All secondary school children in England will be taught about the dangers of female genital mutilation (FGM) by 2020, in a bid to eradicate the abusive practice in the UK.
The measures, set to be announced by the British government Monday, will outline the “physical and emotional harm” of FGM, as well as increasing awareness surrounding the practice and the availability of support networks.
It will form part of a wider overhaul of the Department of Education’s sex education policy, the first time it has been updated in two decades.
Damian Hinds, the education secretary, wrote on Twitter that the government must do all it can to protect women and girls from the “barbaric practice of FGM.”
“We know that FGM can have a catastrophic effect on the lives of those affected, causing lifelong physical and psychological damage,” he added in a statement.
“Our reforms to relationships and sex education will ensure young people are taught in an age-appropriate way about different forms of abuse and their rights under the law, to equip them with the knowledge they need to keep themselves and others safe.”
The department’s further proposals include teaching pupils aged 11 and above about other forms of so-called honor-based violence, forced marriage, domestic abuse and grooming.
Primary school pupils from the age of four will also receive relationship education, and pupils across all age groups will be taught about “physical and mental wellbeing,” including advice on online safety and the links between physical and mental health.
FGM refers to “all procedures involving partial or total removal of the external female genitalia or other injury to the female genital organs for cultural or other nonmedical reasons,” according to the United Nations Population Fund.
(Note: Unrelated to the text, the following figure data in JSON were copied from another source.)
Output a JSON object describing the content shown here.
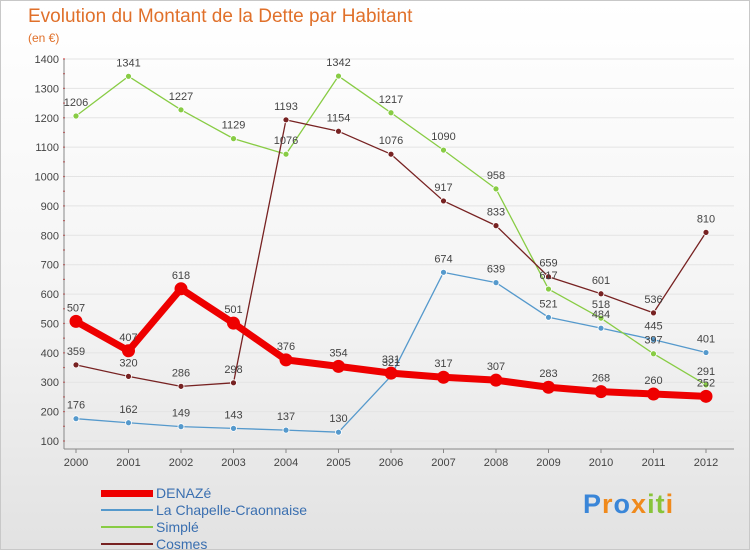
{
  "header": {
    "title": "Evolution du Montant de la Dette par Habitant",
    "subtitle": "(en €)"
  },
  "logo": {
    "letters": [
      "P",
      "r",
      "o",
      "x",
      "i",
      "t",
      "i"
    ],
    "colors": [
      "#3a86d8",
      "#f08a1c",
      "#3a86d8",
      "#f08a1c",
      "#88c43a",
      "#88c43a",
      "#f08a1c"
    ]
  },
  "chart_data": {
    "type": "line",
    "title": "Evolution du Montant de la Dette par Habitant",
    "subtitle": "(en €)",
    "x": [
      "2000",
      "2001",
      "2002",
      "2003",
      "2004",
      "2005",
      "2006",
      "2007",
      "2008",
      "2009",
      "2010",
      "2011",
      "2012"
    ],
    "ylim": [
      100,
      1400
    ],
    "yticks": [
      100,
      200,
      300,
      400,
      500,
      600,
      700,
      800,
      900,
      1000,
      1100,
      1200,
      1300,
      1400
    ],
    "grid": "horizontal",
    "legend_position": "bottom-left",
    "series": [
      {
        "name": "DENAZé",
        "color": "#ee0000",
        "values": [
          507,
          407,
          618,
          501,
          376,
          354,
          331,
          317,
          307,
          283,
          268,
          260,
          252
        ]
      },
      {
        "name": "La Chapelle-Craonnaise",
        "color": "#5599cc",
        "values": [
          176,
          162,
          149,
          143,
          137,
          130,
          321,
          674,
          639,
          521,
          484,
          445,
          401
        ]
      },
      {
        "name": "Simplé",
        "color": "#88cc44",
        "values": [
          1206,
          1341,
          1227,
          1129,
          1076,
          1342,
          1217,
          1090,
          958,
          617,
          518,
          397,
          291
        ]
      },
      {
        "name": "Cosmes",
        "color": "#772222",
        "values": [
          359,
          320,
          286,
          298,
          1193,
          1154,
          1076,
          917,
          833,
          659,
          601,
          536,
          810
        ]
      }
    ]
  }
}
It is performed for myriad sociological, cultural, religious, hygienic and socioeconomic reasons, but it is banned by law in at least 44 countries.
The announcement was welcomed by anti-FGM campaigners in the UK. Nimco Ali, the co-founder of Daughters of Eve – a charity dedicated to the eradication of FGM – said in a statement: “As a child I had no idea FGM was illegal, I just knew it was painful.”
“Had I been given the education now being introduced, I would have been able to support those in my family to understand, and prevent other girls from being cut,” Ali said.
Leethen Bartholomew, head of the national FGM center at the children’s charity Barnardo’s, also welcomed the proposals, but added in a statement: “It must be acknowledged that most girls are cut at an age when they will be attending primary school. Therefore conversations about FGM should take place at a younger age.”
FGM has been outlawed in the UK since 1985 under the Prohibition of Female Circumcision Act. This was later replaced by the Female Genital Mutilation Act 2003, which also outlaws individuals from taking children out of the UK to undergo the procedure. Individuals found guilty of the crime can face up to 14 years in prison.
The NSPCC, the UK’s leading child protection charity, estimates that around 137,000 women and girls are affected by FGM in England and Wales.
A mother-of-three became the first person prosecuted for female genital mutilation in the UK in February 2019, in a landmark verdict given at the Old Bailey.
The 37-year-old Ugandan woman from Walthamstow, London, was found guilty of performing FGM on her daughter in summer 2017. Her daughter has since made a “very speedy recovery” and been placed with another family, the Metropolitan Police confirmed.